Launch of the Euro
Delivered in Plenary 16th January 2002
The launch of the notes and coins has finally made the Euro a political reality for the 300 million people of Euroland. Coming from a country which is out and a party which opposes joining I was half expecting more glitches and popular resent at the imposition of an unfamiliar currency. So far so good, with little inflationary rounding-up, and I congratulate the ECB, Commission, and National central banks in their handling of the logistics of this massive undertaking, without any upsurge of armed robbery, or counterfeiting although I still question the need for a 500 Euro note which can only facilitate criminality.
The naturally cautious British Conservatives position, although accepting the Euro may be an added convenience to travellers and improve price transparency in the Single Market, has no doubt that this is primarily intended to bolster pan-European identity as a stepping stone to further political integration, as admitted to by everybody bar Mr Blair, and beyond control of just monetary policy to also that of taxation. The "one size fits all" monetary policy as admitted by the pessimistic Commission 2001 Economic Report cannot be right for all of the countries all of the time and coupled to the Fiscal constraints of the Stability and Growth Pact poses severe destabilising problems and lack of flexibility to certain economies as we have already seen in the artificial boom scenario of Ireland.
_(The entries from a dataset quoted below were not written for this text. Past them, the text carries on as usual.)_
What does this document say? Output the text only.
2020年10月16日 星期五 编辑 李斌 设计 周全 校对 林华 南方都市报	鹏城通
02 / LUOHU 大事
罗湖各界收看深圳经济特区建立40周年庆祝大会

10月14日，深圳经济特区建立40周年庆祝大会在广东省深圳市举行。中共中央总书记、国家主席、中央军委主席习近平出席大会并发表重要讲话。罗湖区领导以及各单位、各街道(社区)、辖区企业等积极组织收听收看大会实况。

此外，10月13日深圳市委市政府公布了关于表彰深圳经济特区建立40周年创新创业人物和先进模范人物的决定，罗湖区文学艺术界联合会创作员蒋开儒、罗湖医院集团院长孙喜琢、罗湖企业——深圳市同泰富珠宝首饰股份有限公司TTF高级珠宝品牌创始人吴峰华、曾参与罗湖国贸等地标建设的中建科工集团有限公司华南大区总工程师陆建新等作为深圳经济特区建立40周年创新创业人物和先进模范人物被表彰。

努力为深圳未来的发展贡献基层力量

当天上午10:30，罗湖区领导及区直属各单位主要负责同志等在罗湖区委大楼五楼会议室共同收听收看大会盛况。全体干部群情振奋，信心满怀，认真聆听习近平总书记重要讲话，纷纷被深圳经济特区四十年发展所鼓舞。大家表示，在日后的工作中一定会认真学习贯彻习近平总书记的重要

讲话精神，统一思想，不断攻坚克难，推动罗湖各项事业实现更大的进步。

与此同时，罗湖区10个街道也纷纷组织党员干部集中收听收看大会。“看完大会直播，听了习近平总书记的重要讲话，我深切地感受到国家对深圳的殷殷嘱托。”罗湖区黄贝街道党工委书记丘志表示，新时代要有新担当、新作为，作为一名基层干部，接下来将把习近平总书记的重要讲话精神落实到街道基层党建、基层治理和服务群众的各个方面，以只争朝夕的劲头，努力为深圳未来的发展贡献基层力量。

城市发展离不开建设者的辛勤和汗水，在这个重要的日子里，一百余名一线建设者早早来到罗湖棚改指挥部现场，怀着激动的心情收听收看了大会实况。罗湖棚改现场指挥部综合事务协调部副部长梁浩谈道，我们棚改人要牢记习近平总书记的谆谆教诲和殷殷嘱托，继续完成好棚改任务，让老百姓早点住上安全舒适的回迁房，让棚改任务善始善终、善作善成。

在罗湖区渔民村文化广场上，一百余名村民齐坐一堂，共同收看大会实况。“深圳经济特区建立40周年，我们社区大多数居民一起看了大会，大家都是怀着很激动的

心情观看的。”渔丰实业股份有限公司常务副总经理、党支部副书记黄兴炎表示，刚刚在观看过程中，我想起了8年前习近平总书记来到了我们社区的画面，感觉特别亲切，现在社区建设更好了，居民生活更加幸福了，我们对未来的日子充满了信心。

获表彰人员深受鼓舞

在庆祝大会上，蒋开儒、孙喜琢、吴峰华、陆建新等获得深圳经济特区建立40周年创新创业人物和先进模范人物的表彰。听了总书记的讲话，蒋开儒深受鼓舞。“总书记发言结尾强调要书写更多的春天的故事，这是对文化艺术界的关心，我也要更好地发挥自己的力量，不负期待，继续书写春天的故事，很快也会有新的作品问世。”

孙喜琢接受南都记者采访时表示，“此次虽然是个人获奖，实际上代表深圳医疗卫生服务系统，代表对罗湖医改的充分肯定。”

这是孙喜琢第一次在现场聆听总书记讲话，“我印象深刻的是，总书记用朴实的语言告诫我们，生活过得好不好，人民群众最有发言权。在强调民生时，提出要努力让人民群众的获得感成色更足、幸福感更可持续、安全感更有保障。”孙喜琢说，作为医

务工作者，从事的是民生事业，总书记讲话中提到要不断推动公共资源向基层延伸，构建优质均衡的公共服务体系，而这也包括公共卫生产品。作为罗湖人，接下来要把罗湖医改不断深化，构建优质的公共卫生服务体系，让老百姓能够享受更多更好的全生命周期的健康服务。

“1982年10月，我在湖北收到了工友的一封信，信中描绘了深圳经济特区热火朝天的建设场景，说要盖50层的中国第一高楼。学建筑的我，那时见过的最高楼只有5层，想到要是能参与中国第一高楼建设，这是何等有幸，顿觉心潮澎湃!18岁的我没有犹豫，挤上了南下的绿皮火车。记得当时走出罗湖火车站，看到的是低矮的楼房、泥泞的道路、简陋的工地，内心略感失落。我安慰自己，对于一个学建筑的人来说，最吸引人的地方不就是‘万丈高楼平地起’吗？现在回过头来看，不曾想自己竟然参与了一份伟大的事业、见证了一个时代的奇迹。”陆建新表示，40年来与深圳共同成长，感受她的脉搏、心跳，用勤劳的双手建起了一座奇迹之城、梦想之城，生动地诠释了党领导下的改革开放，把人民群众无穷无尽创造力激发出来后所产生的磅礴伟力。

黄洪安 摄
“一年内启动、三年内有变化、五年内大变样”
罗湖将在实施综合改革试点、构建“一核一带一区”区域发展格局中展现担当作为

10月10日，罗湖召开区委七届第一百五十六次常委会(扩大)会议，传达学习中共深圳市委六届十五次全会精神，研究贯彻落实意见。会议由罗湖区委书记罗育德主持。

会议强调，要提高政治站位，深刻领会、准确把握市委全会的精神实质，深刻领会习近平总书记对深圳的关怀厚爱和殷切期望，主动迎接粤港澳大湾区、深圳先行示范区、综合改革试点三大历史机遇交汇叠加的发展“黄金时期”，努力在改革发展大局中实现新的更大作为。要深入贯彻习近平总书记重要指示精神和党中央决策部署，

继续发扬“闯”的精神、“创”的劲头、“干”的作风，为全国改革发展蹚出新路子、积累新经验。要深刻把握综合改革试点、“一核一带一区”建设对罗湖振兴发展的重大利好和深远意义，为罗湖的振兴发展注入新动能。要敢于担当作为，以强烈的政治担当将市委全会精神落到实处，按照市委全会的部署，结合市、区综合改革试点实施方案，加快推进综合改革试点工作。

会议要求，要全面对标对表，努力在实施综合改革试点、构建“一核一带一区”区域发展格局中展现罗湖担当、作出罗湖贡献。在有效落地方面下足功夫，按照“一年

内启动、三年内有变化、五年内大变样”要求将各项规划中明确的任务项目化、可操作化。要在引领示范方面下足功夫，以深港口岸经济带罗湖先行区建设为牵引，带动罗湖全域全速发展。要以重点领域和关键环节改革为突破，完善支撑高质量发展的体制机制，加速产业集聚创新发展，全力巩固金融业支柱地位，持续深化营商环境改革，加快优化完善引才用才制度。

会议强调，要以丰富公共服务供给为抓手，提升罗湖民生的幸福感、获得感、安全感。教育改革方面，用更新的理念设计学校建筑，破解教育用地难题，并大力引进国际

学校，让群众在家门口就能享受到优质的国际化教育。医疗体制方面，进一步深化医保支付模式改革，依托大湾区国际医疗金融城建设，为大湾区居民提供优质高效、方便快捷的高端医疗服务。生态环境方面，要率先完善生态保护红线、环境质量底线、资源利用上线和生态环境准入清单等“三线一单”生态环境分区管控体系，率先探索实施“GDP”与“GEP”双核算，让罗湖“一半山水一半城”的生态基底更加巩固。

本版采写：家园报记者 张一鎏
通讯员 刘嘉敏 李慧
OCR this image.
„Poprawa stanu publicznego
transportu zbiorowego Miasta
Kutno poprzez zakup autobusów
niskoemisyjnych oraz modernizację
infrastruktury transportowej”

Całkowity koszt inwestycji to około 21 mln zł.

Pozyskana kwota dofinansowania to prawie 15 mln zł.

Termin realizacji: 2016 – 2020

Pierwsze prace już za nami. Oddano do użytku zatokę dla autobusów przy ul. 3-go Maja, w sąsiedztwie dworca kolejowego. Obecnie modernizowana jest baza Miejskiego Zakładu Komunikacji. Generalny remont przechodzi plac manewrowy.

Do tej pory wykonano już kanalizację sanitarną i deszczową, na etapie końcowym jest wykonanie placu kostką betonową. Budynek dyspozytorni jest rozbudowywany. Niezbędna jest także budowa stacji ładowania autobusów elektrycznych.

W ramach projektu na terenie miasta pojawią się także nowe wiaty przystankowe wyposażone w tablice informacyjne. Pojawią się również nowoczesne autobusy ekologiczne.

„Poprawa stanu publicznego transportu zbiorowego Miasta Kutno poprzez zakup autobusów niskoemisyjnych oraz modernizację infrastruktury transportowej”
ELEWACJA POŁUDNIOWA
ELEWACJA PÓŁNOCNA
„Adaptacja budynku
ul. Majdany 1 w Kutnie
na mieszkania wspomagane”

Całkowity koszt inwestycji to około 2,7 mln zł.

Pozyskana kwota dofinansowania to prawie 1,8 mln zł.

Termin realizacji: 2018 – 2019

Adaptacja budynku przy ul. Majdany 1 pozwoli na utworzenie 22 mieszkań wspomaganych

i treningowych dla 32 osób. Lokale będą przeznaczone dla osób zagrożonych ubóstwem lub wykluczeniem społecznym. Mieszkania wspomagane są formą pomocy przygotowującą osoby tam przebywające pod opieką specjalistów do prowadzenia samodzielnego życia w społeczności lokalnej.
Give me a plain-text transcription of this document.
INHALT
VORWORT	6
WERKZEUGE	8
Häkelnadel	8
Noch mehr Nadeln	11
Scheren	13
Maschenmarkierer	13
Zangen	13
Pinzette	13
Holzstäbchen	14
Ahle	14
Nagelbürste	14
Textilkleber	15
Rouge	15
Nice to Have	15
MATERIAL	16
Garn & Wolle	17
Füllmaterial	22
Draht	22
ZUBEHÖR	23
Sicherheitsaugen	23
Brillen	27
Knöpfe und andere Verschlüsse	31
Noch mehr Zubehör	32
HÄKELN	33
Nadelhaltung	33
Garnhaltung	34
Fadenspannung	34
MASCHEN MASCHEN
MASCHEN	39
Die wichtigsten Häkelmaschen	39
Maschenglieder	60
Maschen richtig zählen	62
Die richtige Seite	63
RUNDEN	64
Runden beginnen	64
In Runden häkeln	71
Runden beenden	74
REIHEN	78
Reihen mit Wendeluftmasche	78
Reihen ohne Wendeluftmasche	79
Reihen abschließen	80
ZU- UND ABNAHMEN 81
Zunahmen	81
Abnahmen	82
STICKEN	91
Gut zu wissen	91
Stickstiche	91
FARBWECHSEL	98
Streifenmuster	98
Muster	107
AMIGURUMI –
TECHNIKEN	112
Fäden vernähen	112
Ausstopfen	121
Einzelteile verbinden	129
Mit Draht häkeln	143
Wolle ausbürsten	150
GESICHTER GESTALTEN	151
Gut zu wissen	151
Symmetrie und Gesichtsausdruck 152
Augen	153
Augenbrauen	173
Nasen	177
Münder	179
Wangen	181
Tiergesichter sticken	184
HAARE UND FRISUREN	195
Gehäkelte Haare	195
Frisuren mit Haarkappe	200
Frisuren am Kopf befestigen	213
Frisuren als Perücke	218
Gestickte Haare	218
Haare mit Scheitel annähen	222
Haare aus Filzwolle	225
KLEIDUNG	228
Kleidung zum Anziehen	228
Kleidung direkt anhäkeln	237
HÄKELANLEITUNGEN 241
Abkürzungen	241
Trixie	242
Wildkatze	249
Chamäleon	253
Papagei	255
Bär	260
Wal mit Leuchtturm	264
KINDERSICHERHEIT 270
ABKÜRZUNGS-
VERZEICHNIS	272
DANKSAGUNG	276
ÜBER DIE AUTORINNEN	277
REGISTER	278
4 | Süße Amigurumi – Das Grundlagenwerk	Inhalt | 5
The risks will only get bigger of an assymetric shock developing after enlargement as European Labour markets remain unreformed and largely immobile. President Prodi has admitted this inherent risk, and the call will come shortly for a much bigger EU budget and direct EU taxes to set-up bail-out funds to compensate affected countries for their loss of rights to devalue their currencies or lower interest rates.
Nevertheless I wish the Euro well as the currency of our major trading partners, meaning that UK prosperity is also affected by its stability, and I hope that my pessimistic prognosis which echoes the Commisions own proves to be wrong over time.
I would also like confirmation from the Commissioner that in his opinion for the UK to join the EURO it will have to spend 2 years in the ERM II phase first.